A girl aged 8 years visited the Department of Otorhinolaryngology for assessment of snoring and obstructive sleep apnoea of 3 month’s duration. The examination of the oral cavity evinced bilateral tonsillar hypertrophy and a pedunculated mass originating in the lower pole of the right tonsil, with a smooth surface, pink hue and firm consistency. The patient had no cervical lymph node enlargement.
The patient underwent bilateral tonsillectomy under general anaesthesia, which included removal of the mass (Fig. 1).
The histopathological examination identified a low-flow lymphatic malformation (lymphangioma) (International Society for the Study of Vascular Anomalies [ISSVA] classification)1 (Figs. 2 and 3).
Microscopy. (A) Right tonsil with reactive lymphoid follicular hyperplasia and a polypoid outgrowth lined with squamous epithelium and, in the central portion, numerous vascular structures of a lymphatic nature with proteinaceous material and lymphocytes. No observable atypia. Haematoxylin and eosin (H&E) stain, original magnification ×10. (B and C) Lymphatic malformation. H&E, original magnification, ×20 (B) and ×40 (C).
There were no complications nor any evidence of the lesion recurring at 6 months of follow-up.
Lymphangiomas are congenital malformations rarely found in the tonsils, and account for 2% of all tonsillar masses.2 The differential diagnosis includes papilloma, lipoma and cyst, among others.
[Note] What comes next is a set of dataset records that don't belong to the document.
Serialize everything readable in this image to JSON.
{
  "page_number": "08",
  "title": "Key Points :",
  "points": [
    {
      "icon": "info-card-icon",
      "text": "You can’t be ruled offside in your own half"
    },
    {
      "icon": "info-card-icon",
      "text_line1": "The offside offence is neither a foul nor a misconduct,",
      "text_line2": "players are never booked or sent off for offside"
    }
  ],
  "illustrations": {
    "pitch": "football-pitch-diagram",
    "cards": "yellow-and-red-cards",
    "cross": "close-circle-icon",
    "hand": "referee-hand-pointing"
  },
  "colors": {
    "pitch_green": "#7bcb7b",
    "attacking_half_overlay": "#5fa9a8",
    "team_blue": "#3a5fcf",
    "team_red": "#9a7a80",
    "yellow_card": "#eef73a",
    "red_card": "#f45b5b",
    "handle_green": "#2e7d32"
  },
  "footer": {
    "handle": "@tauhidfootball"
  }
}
The diagnosis is confirmed by the histopathological examination. They are usually unilateral and more frequent in male individuals.3 They may be asymptomatic or present with symptoms associated with local airway obstruction and irritation. They do not regress spontaneously and may become more apparent as the child grows.1 The usual treatment involves resection of the mass and tonsillectomy.2,3 There have been no reported cases of recurrence or malignant transformation.